1. Europe: Developments seek investments at global conference
At least five major international developments were among projects seeking investments this week as more than 20,000 gathered in Cannes, France, for MIPIM, the world’s largest annual real estate conference.
Developers touted projects including a new stadium in Saudi Arabia, ahead of that country’s hosting of the 2034 FIFA World Cup; an international business district in Seoul, South Korea; and a large mixed-used redevelopment in central London. Amid escalating trade tariffs and political unrest, real estate and government leaders from more than 90 countries pondered whether a full industry recovery was in store for 2025 or would be postponed to 2026 or beyond.
2. Cape Verde: African coastal islands viewed as future travel hot spot
A small group of islands off the coast of Africa could become the region’s next high-demand tropical destination for global travelers, according to analysts at a recent hotel investment conference.
The Republic of Cape Verde or Cabo Verde, an Atlantic Ocean archipelago nation of nine inhabited islands 350 miles west of the African continent and 900 miles south of the Canary Islands, is making several major changes with the goal of broadening the country’s hotel industry beyond the tour-operating model. Recent developments include the creation of an association called Macaronesia, focused on boosting travel business for several island nations in the region.

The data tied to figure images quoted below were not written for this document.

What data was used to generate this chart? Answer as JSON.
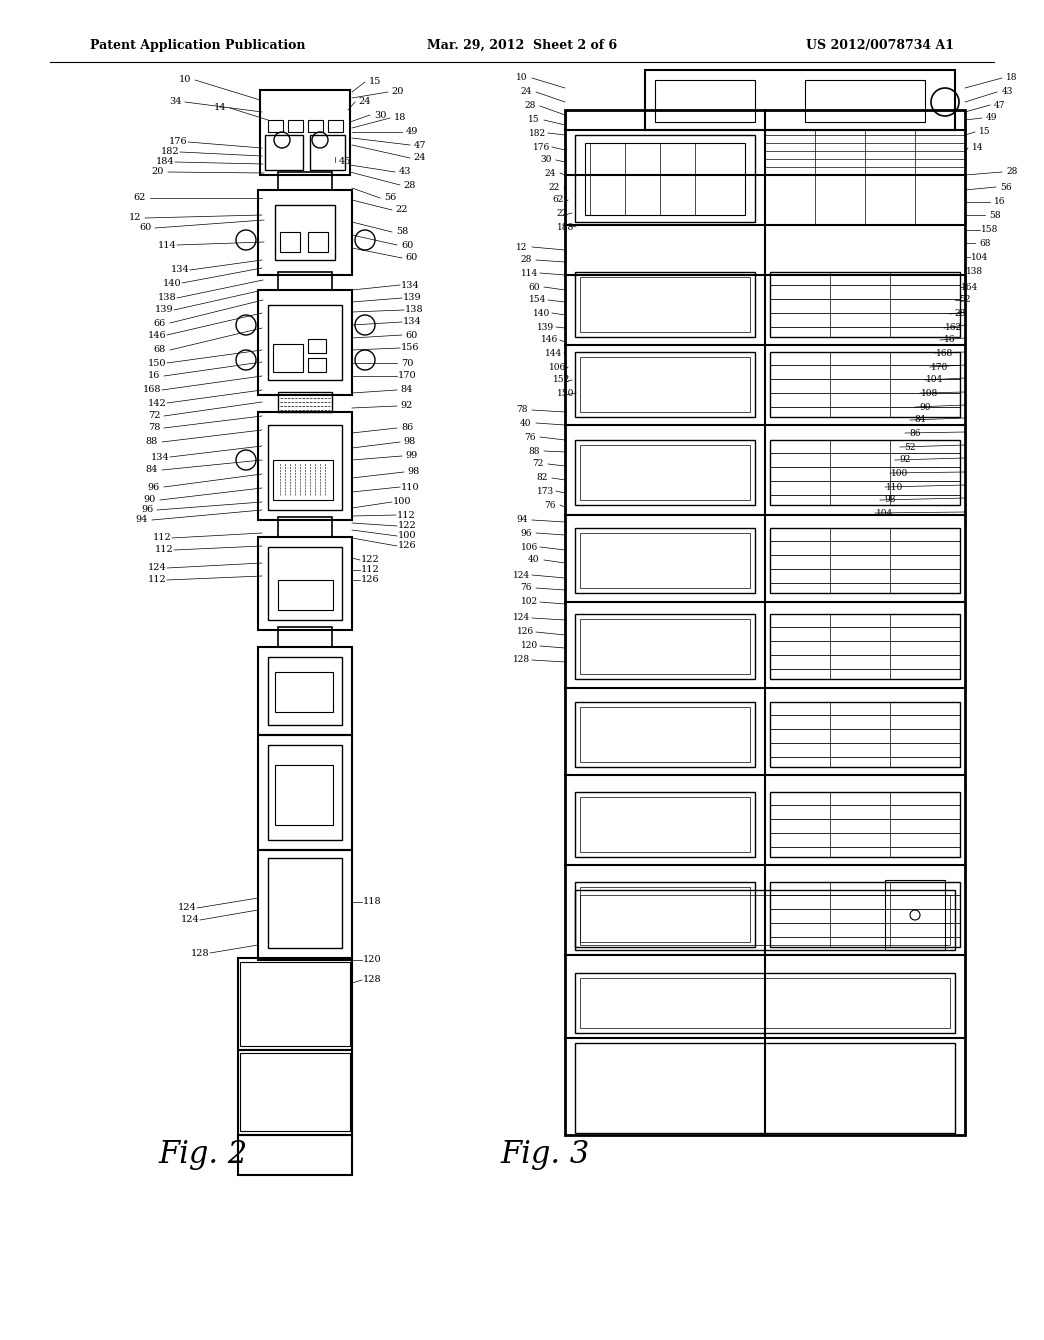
{
  "background_color": "#ffffff",
  "header_left": "Patent Application Publication",
  "header_center": "Mar. 29, 2012  Sheet 2 of 6",
  "header_right": "US 2012/0078734 A1",
  "fig2_label": "Fig. 2",
  "fig3_label": "Fig. 3"
}
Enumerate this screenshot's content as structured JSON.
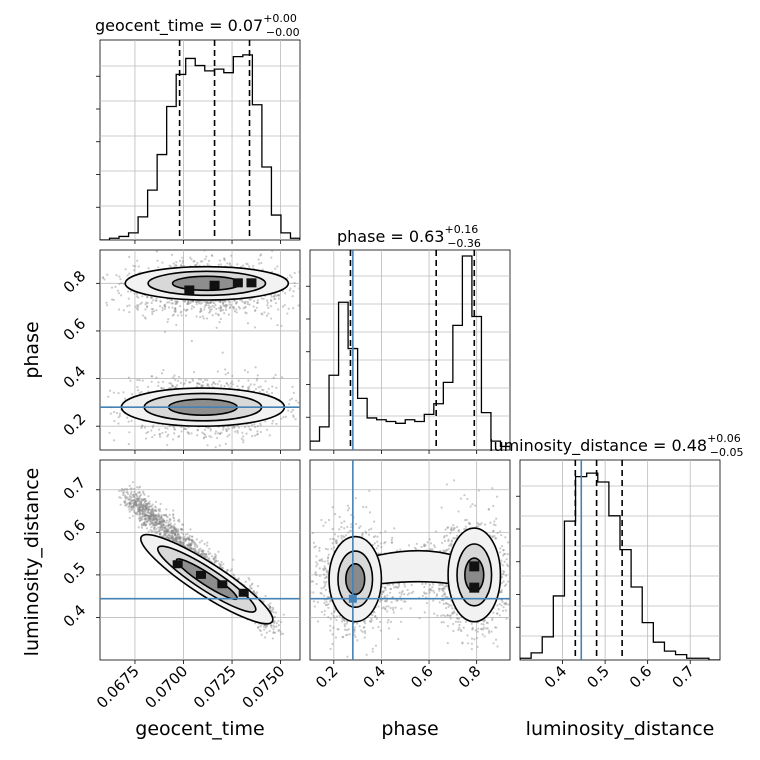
{
  "chart_data": {
    "type": "corner",
    "parameters": [
      "geocent_time",
      "phase",
      "luminosity_distance"
    ],
    "ranges": {
      "geocent_time": [
        0.0657,
        0.076
      ],
      "phase": [
        0.1,
        0.94
      ],
      "luminosity_distance": [
        0.3,
        0.77
      ]
    },
    "ticks": {
      "geocent_time": [
        "0.0675",
        "0.0700",
        "0.0725",
        "0.0750"
      ],
      "phase": [
        "0.2",
        "0.4",
        "0.6",
        "0.8"
      ],
      "luminosity_distance": [
        "0.4",
        "0.5",
        "0.6",
        "0.7"
      ]
    },
    "titles": [
      {
        "param": "geocent_time",
        "text": "geocent_time = 0.07",
        "plus": "+0.00",
        "minus": "−0.00"
      },
      {
        "param": "phase",
        "text": "phase = 0.63",
        "plus": "+0.16",
        "minus": "−0.36"
      },
      {
        "param": "luminosity_distance",
        "text": "luminosity_distance = 0.48",
        "plus": "+0.06",
        "minus": "−0.05"
      }
    ],
    "quantile_lines": {
      "geocent_time": [
        0.0698,
        0.0716,
        0.0734
      ],
      "phase": [
        0.27,
        0.63,
        0.79
      ],
      "luminosity_distance": [
        0.43,
        0.48,
        0.54
      ]
    },
    "truths": {
      "phase": 0.28,
      "luminosity_distance": 0.444
    },
    "histograms": {
      "geocent_time": [
        0.0,
        0.01,
        0.02,
        0.04,
        0.13,
        0.28,
        0.48,
        0.75,
        0.93,
        1.02,
        0.98,
        0.95,
        0.96,
        0.94,
        1.03,
        1.04,
        0.76,
        0.41,
        0.14,
        0.04,
        0.01
      ],
      "phase": [
        0.05,
        0.13,
        0.42,
        0.83,
        0.57,
        0.29,
        0.18,
        0.17,
        0.16,
        0.15,
        0.17,
        0.16,
        0.2,
        0.26,
        0.38,
        0.7,
        1.09,
        0.75,
        0.21,
        0.05,
        0.02
      ],
      "luminosity_distance": [
        0.01,
        0.04,
        0.13,
        0.36,
        0.78,
        1.03,
        1.05,
        1.0,
        0.81,
        0.62,
        0.41,
        0.21,
        0.1,
        0.05,
        0.03,
        0.01,
        0.01,
        0.0
      ]
    },
    "contour_blobs": {
      "geocent_time_phase": [
        {
          "cx": 0.0712,
          "cy": 0.8,
          "rx": 0.0042,
          "ry": 0.07
        },
        {
          "cx": 0.071,
          "cy": 0.28,
          "rx": 0.0042,
          "ry": 0.08
        }
      ],
      "phase_luminosity_distance": [
        {
          "cx": 0.29,
          "cy": 0.49,
          "rx": 0.11,
          "ry": 0.1
        },
        {
          "cx": 0.79,
          "cy": 0.5,
          "rx": 0.11,
          "ry": 0.11
        }
      ]
    },
    "correlation": {
      "geocent_time_luminosity_distance": "negative"
    },
    "xlabel_bottom": [
      "geocent_time",
      "phase",
      "luminosity_distance"
    ],
    "ylabel_left": [
      "phase",
      "luminosity_distance"
    ],
    "grid": true,
    "truth_color": "#4682b4"
  }
}
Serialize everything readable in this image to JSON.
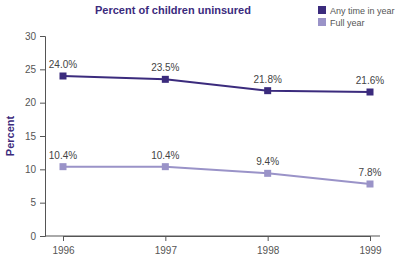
{
  "chart_data": {
    "type": "line",
    "title": "Percent of children uninsured",
    "y_label": "Percent",
    "categories": [
      "1996",
      "1997",
      "1998",
      "1999"
    ],
    "series": [
      {
        "name": "Any time in year",
        "color": "#3b2b7d",
        "marker": "square",
        "line_style": "solid",
        "values": [
          24.0,
          23.5,
          21.8,
          21.6
        ],
        "value_labels": [
          "24.0%",
          "23.5%",
          "21.8%",
          "21.6%"
        ]
      },
      {
        "name": "Full year",
        "color": "#9a93c8",
        "marker": "square",
        "line_style": "solid",
        "values": [
          10.4,
          10.4,
          9.4,
          7.8
        ],
        "value_labels": [
          "10.4%",
          "10.4%",
          "9.4%",
          "7.8%"
        ]
      }
    ],
    "ylim": [
      0,
      30
    ],
    "yticks": [
      0,
      5,
      10,
      15,
      20,
      25,
      30
    ],
    "grid": false,
    "legend": "top-right",
    "data_labels": true
  }
}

3. France: Industry leaders hesitant about real estate rebound
The cut in key interest rates after two years of sharp and sustained rises was expected to bring greater clarity to the French real estate market in 2024, but new political and economic tensions have prevented the fog from lifting.
This year’s Business Immo global survey of 233 real estate decision-makers found nearly 78% of respondents consider government economic policies to be detrimental to business development, compared with 45% last year and just 27% in 2023. Fewer than one-quarter of this year’s respondents think 2025 will be a rebound year for French real estate.

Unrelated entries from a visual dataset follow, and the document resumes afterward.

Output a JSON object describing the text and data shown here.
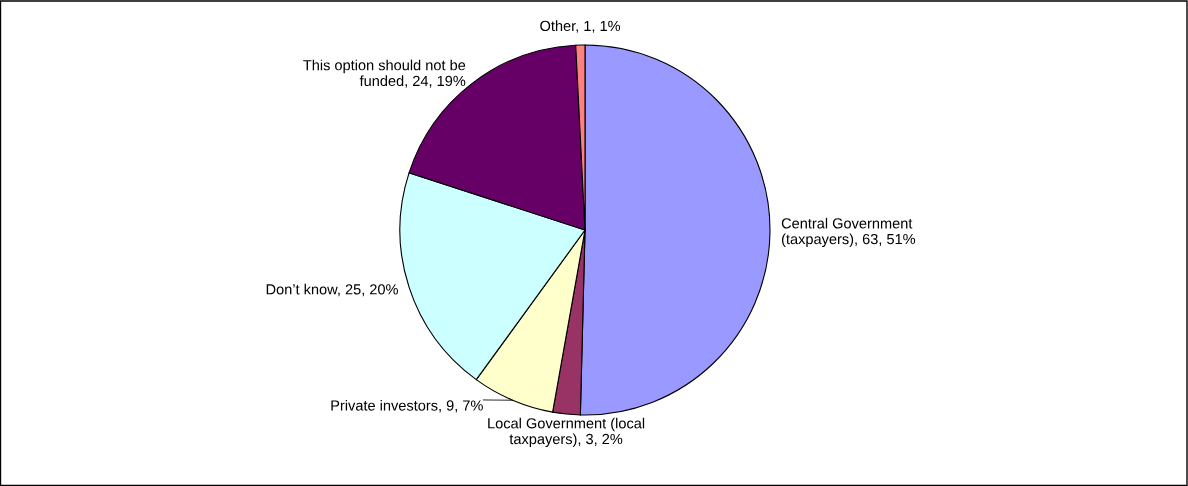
{
  "chart_data": {
    "type": "pie",
    "categories": [
      "Central Government\n(taxpayers)",
      "Local Government (local\ntaxpayers)",
      "Private investors",
      "Don’t know",
      "This option should not be\nfunded",
      "Other"
    ],
    "values": [
      63,
      3,
      9,
      25,
      24,
      1
    ],
    "value_labels": [
      "63, 51%",
      "3, 2%",
      "9, 7%",
      "25, 20%",
      "24, 19%",
      "1, 1%"
    ],
    "colors": [
      "#9999ff",
      "#993366",
      "#ffffcc",
      "#ccffff",
      "#660066",
      "#ff8080"
    ],
    "legend": false
  }
}
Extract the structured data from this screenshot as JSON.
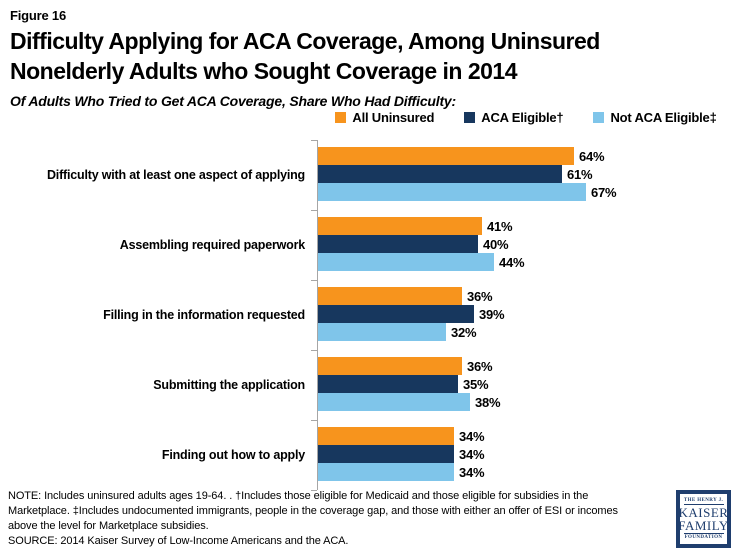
{
  "header": {
    "figure_label": "Figure 16",
    "title": "Difficulty Applying for ACA Coverage, Among Uninsured Nonelderly Adults who Sought Coverage in 2014",
    "subtitle": "Of Adults Who Tried to Get ACA Coverage, Share Who Had Difficulty:"
  },
  "chart_data": {
    "type": "bar",
    "orientation": "horizontal",
    "title": "Of Adults Who Tried to Get ACA Coverage, Share Who Had Difficulty:",
    "xlabel": "",
    "ylabel": "",
    "xlim": [
      0,
      100
    ],
    "value_suffix": "%",
    "grid": false,
    "legend_position": "top",
    "categories": [
      "Difficulty with at least one aspect of applying",
      "Assembling required paperwork",
      "Filling in the information requested",
      "Submitting the application",
      "Finding out how to apply"
    ],
    "series": [
      {
        "name": "All Uninsured",
        "color": "#f7941d",
        "values": [
          64,
          41,
          36,
          36,
          34
        ]
      },
      {
        "name": "ACA Eligible†",
        "color": "#17375e",
        "values": [
          61,
          40,
          39,
          35,
          34
        ]
      },
      {
        "name": "Not ACA Eligible‡",
        "color": "#7fc5ea",
        "values": [
          67,
          44,
          32,
          38,
          34
        ]
      }
    ],
    "axis_color": "#a6a6a6"
  },
  "notes": {
    "lines": [
      "NOTE: Includes uninsured adults ages 19-64. .  †Includes those eligible for Medicaid and those eligible for subsidies in the",
      "Marketplace. ‡Includes undocumented immigrants, people in the coverage gap, and those with either an offer of ESI or incomes",
      "above the level for Marketplace subsidies.",
      "SOURCE: 2014 Kaiser Survey of Low-Income Americans and the ACA."
    ]
  },
  "logo": {
    "line1": "THE HENRY J.",
    "line2": "KAISER",
    "line3": "FAMILY",
    "line4": "FOUNDATION"
  }
}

4. Germany: Investments start 2025 in slow lane
German real estate transaction volume amounted to just under €2.3 billion in February, barely more than the previous month’s tally and well below the average of the last 12 months, according to brokerage Savills.

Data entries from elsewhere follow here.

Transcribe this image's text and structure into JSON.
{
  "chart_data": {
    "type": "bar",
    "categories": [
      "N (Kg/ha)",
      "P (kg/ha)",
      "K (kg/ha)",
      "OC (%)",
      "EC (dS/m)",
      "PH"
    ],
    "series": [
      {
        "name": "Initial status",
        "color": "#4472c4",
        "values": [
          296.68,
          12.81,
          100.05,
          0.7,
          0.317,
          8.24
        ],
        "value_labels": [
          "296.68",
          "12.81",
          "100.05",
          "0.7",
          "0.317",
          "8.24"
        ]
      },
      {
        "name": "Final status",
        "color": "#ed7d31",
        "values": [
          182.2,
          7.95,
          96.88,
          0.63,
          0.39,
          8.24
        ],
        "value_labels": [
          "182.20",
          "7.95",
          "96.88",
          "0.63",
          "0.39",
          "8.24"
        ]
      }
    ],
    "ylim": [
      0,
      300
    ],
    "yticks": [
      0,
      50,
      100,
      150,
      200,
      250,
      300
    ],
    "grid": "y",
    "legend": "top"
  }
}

Other analysts noted the latest political decisions in Germany have significantly changed conditions for real estate investments, with yields on government bonds reaching their highest level in two years and creating risks for property refinancings and sales. Residential deal prospects are being slowed by factors including a planned extension of rent controls, with limits for new rentals likely to remain in place until at least 2027.
5. Canada: Government defends office acquisition while selling other properties
Canada’s federal government has purchased an office property in downtown Ottawa after vowing to sell off or repurpose up to half of the office properties it owns in the national capital area. The latest deal was aimed at saving the government money on future rent but has been criticized by the Canadian Taxpayers Federation, a watchdog group.
Officials said the government paid about $51 million for a two-building portfolio that includes a 14-floor office tower and a four-floor office building from seller Allied REIT. The government announced last May that it aimed to sell or repurpose up to half of its office properties in Ottawa and Gatineau, Quebec, over the next decade in the capital area as part of what it called responsible government spending.
6. US: Goldman Sachs looks to move workers to cheaper office hubs
Goldman Sachs may be a Wall Street stalwart, but the banking giant is aiming to curb expenses by shifting its real estate focus to cheaper markets.
With its “Project Voyage" initiative, the New York-based company is trying to move more of its workforce to hubs in Salt Lake City or Dallas, an effort intended not only help drive down costs but also help thin some of its over-populated departments and take advantage of a new talent pipeline. Goldman Sachs’ Manhattan headquarters accounts for the largest slice of its global office footprint, but the worker headcount there has seen little growth in recent years as its other U.S. hubs have mushroomed.
This report was compiled from CoStar’s news publications in the United States, United Kingdom, Canada, France and Germany.